The first is about taking the upper hand in the balance of power within the ruling coalition. The second is who should run for, and win, the next presidential election towards the end of 2019. The intensity of this war of attrition became so public and even bizarre during the appointment of the Cabinet Minister of Law and Order that the new Minister is on record saying the most unthinkable in a parliamentary democracy: the MP was unaware until he reached the President’s office that he was to be sworn in as the Minister.

The betrayal felt by Sri Lankan citizens is particularly intense because the irresponsible actions by the two leaders have brought to a premature end that promising and rare historical moment for Sri Lanka’s democratization, peace-building, ethnic reconciliation and peace, and overall progress in an atmosphere of political openness, justice and fair play. There is no way now to retrieve the political agenda that brought these two leaders to power. There is no possibility of reviving that political coalition either.
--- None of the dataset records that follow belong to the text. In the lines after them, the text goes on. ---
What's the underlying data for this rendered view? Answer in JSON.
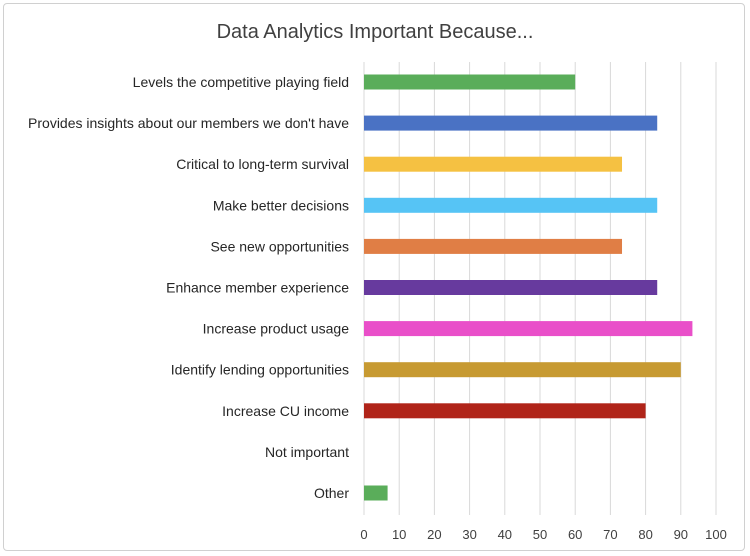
{
  "chart_data": {
    "type": "bar",
    "orientation": "horizontal",
    "title": "Data Analytics Important Because...",
    "categories": [
      "Levels the competitive playing field",
      "Provides insights about our members we don't have",
      "Critical to long-term survival",
      "Make better decisions",
      "See new opportunities",
      "Enhance member experience",
      "Increase product usage",
      "Identify lending opportunities",
      "Increase CU income",
      "Not important",
      "Other"
    ],
    "values": [
      60,
      83.3,
      73.3,
      83.3,
      73.3,
      83.3,
      93.3,
      90,
      80,
      0,
      6.7
    ],
    "colors": [
      "#5aad5a",
      "#4a72c4",
      "#f5c142",
      "#56c4f5",
      "#e07e45",
      "#673a9e",
      "#e94fc9",
      "#c79a32",
      "#b02419",
      "#5aad5a",
      "#5aad5a"
    ],
    "xlim": [
      0,
      100
    ],
    "xticks": [
      "0",
      "10",
      "20",
      "30",
      "40",
      "50",
      "60",
      "70",
      "80",
      "90",
      "100"
    ],
    "xlabel": "",
    "ylabel": "",
    "grid": true,
    "legend": "none"
  }
}
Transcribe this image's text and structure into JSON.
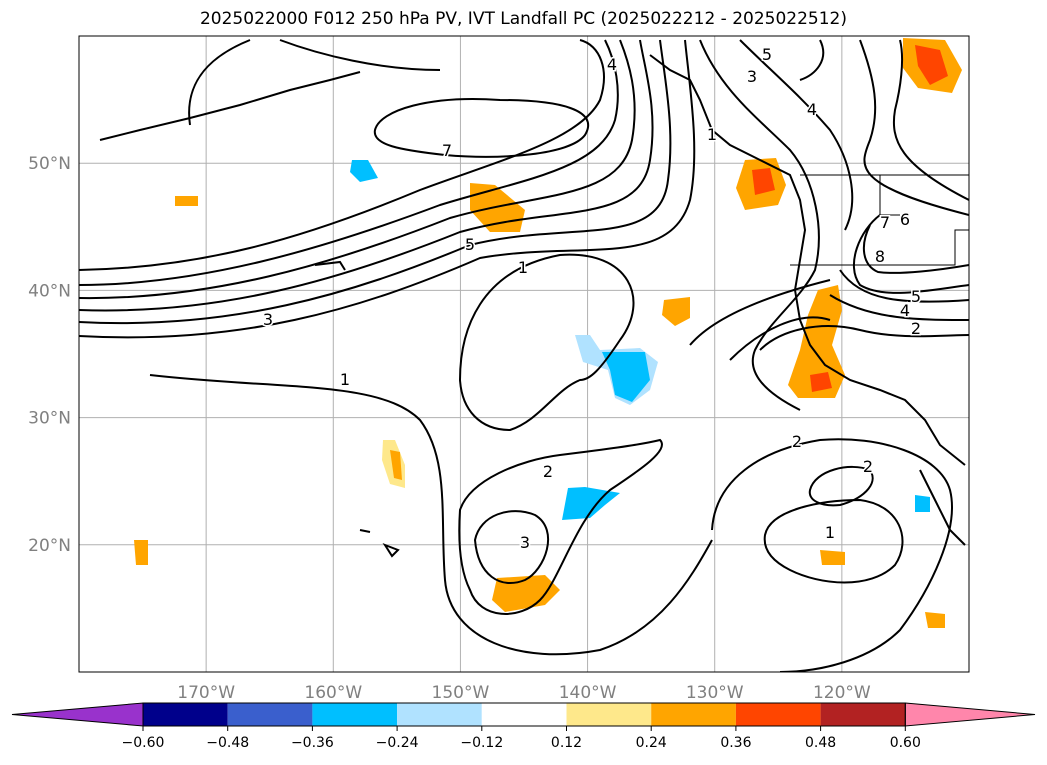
{
  "title": "2025022000 F012 250 hPa PV, IVT Landfall PC (2025022212 - 2025022512)",
  "map": {
    "lon_range": [
      -180,
      -110
    ],
    "lat_range": [
      10,
      60
    ],
    "lat_ticks": [
      {
        "value": 50,
        "label": "50°N"
      },
      {
        "value": 40,
        "label": "40°N"
      },
      {
        "value": 30,
        "label": "30°N"
      },
      {
        "value": 20,
        "label": "20°N"
      }
    ],
    "lon_ticks": [
      {
        "value": -170,
        "label": "170°W"
      },
      {
        "value": -160,
        "label": "160°W"
      },
      {
        "value": -150,
        "label": "150°W"
      },
      {
        "value": -140,
        "label": "140°W"
      },
      {
        "value": -130,
        "label": "130°W"
      },
      {
        "value": -120,
        "label": "120°W"
      }
    ],
    "grid": true,
    "contour_labels": [
      "7",
      "5",
      "3",
      "1",
      "1",
      "2",
      "3",
      "4",
      "5",
      "3",
      "4",
      "1",
      "2",
      "1",
      "2",
      "8",
      "7",
      "6",
      "5",
      "4",
      "2"
    ]
  },
  "colorbar": {
    "levels": [
      "−0.60",
      "−0.48",
      "−0.36",
      "−0.24",
      "−0.12",
      "0.12",
      "0.24",
      "0.36",
      "0.48",
      "0.60"
    ],
    "colors": [
      "#9932cc",
      "#00008b",
      "#3a5fcd",
      "#00bfff",
      "#b0e2ff",
      "#ffffff",
      "#fee88b",
      "#ffa500",
      "#ff4500",
      "#b22222",
      "#ff86ab"
    ],
    "extend": "both"
  },
  "chart_data": {
    "type": "map-contour",
    "field_contours": "250 hPa PV (black lines)",
    "field_shaded": "IVT Landfall PC",
    "contour_levels_labeled": [
      1,
      2,
      3,
      4,
      5,
      6,
      7,
      8
    ],
    "shading_levels": [
      -0.6,
      -0.48,
      -0.36,
      -0.24,
      -0.12,
      0.12,
      0.24,
      0.36,
      0.48,
      0.6
    ]
  }
}
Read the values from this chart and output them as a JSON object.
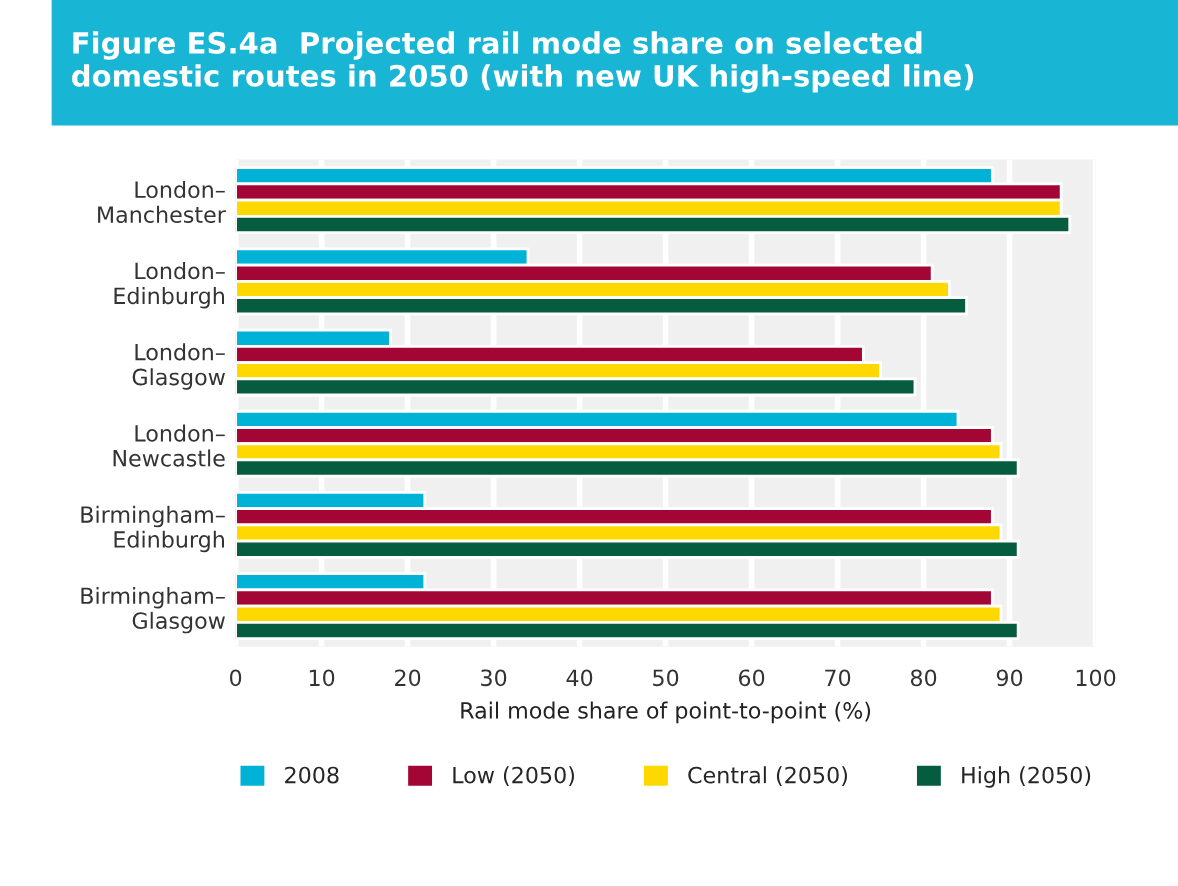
{
  "chart_data": {
    "type": "bar",
    "orientation": "horizontal",
    "title": "Figure ES.4a  Projected rail mode share on selected\ndomestic routes in 2050 (with new UK high-speed line)",
    "xlabel": "Rail mode share of point-to-point (%)",
    "categories": [
      "London–\nManchester",
      "London–\nEdinburgh",
      "London–\nGlasgow",
      "London–\nNewcastle",
      "Birmingham–\nEdinburgh",
      "Birmingham–\nGlasgow"
    ],
    "series": [
      {
        "name": "2008",
        "color": "#00b2d6",
        "values": [
          88,
          34,
          18,
          84,
          22,
          22
        ]
      },
      {
        "name": "Low (2050)",
        "color": "#a30534",
        "values": [
          96,
          81,
          73,
          88,
          88,
          88
        ]
      },
      {
        "name": "Central (2050)",
        "color": "#ffd800",
        "values": [
          96,
          83,
          75,
          89,
          89,
          89
        ]
      },
      {
        "name": "High (2050)",
        "color": "#065c3f",
        "values": [
          97,
          85,
          79,
          91,
          91,
          91
        ]
      }
    ],
    "xlim": [
      0,
      100
    ],
    "xticks": [
      0,
      10,
      20,
      30,
      40,
      50,
      60,
      70,
      80,
      90,
      100
    ],
    "grid": "x",
    "legend": "bottom"
  }
}
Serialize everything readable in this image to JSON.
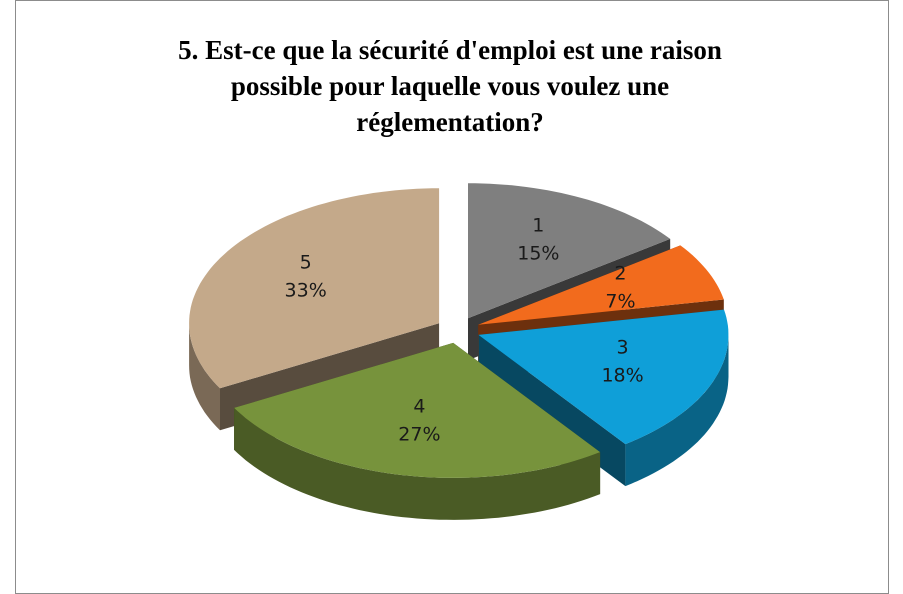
{
  "chart_data": {
    "type": "pie",
    "title": "5. Est-ce que la sécurité d'emploi est une raison possible pour laquelle vous voulez une réglementation?",
    "categories": [
      "1",
      "2",
      "3",
      "4",
      "5"
    ],
    "values": [
      15,
      7,
      18,
      27,
      33
    ],
    "value_labels": [
      "15%",
      "7%",
      "18%",
      "27%",
      "33%"
    ],
    "colors": [
      "#7f7f7f",
      "#f26b1d",
      "#0f9fd8",
      "#77933c",
      "#c4a98a"
    ]
  }
}
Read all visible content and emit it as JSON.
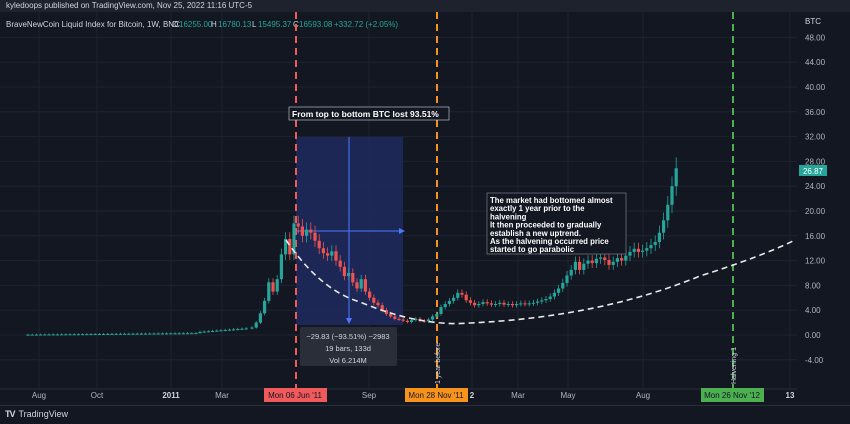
{
  "header": {
    "published": "kyledoops published on TradingView.com, Nov 25, 2022 11:16 UTC-5",
    "symbol": "BraveNewCoin Liquid Index for Bitcoin, 1W, BNC",
    "ohlc": {
      "o_label": "O",
      "o_value": "16255.00",
      "h_label": "H",
      "h_value": "16780.13",
      "l_label": "L",
      "l_value": "15495.37",
      "c_label": "C",
      "c_value": "16593.08",
      "change": "+332.72 (+2.05%)"
    }
  },
  "price_axis": {
    "currency": "BTC",
    "ticks": [
      "48.00",
      "44.00",
      "40.00",
      "36.00",
      "32.00",
      "28.00",
      "24.00",
      "20.00",
      "16.00",
      "12.00",
      "8.00",
      "4.00",
      "0.00",
      "-4.00"
    ],
    "current_price": "26.87"
  },
  "time_axis": {
    "labels": [
      "Aug",
      "Oct",
      "2011",
      "Mar",
      "Sep",
      "2",
      "Mar",
      "May",
      "Aug",
      "13"
    ],
    "markers": [
      {
        "label": "Mon 06 Jun '11",
        "color": "#f05a5a"
      },
      {
        "label": "Mon 28 Nov '11",
        "color": "#f7931a"
      },
      {
        "label": "Mon 26 Nov '12",
        "color": "#4caf50"
      }
    ]
  },
  "annotations": {
    "top_bottom": "From top to bottom BTC lost 93.51%",
    "uptrend_lines": [
      "The market had bottomed almost",
      "exactly 1 year prior to the",
      "halvening",
      "It then proceeded to gradually",
      "establish a new uptrend.",
      "As the halvening occurred price",
      "started to go parabolic"
    ],
    "year_before": "1 year before",
    "halvening": "Halvening 1",
    "measure": {
      "line1": "−29.83 (−93.51%) −2983",
      "line2": "19 bars, 133d",
      "line3": "Vol 6.214M"
    }
  },
  "colors": {
    "background": "#131722",
    "up": "#26a69a",
    "down": "#ef5350",
    "red_marker": "#f05a5a",
    "orange_marker": "#f7931a",
    "green_marker": "#4caf50",
    "measure_box": "#1e2a5e"
  },
  "footer": {
    "brand": "TradingView"
  }
}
To build such an agenda and broad coalition afresh tragically requires another phase of grave defeats and setbacks in which our citizens and communities will have to again suffer, and suffer in violence. As the recent events show, Sri Lanka is on the path to such a phase of setbacks, thanks primarily to our two leaders.

Can Sri Lankan citizens expect from their President and the Prime Minister to do some joint thinking and then take collective action, even at this belated hour, to arrest a catastrophe – sorry for the big word --in the making?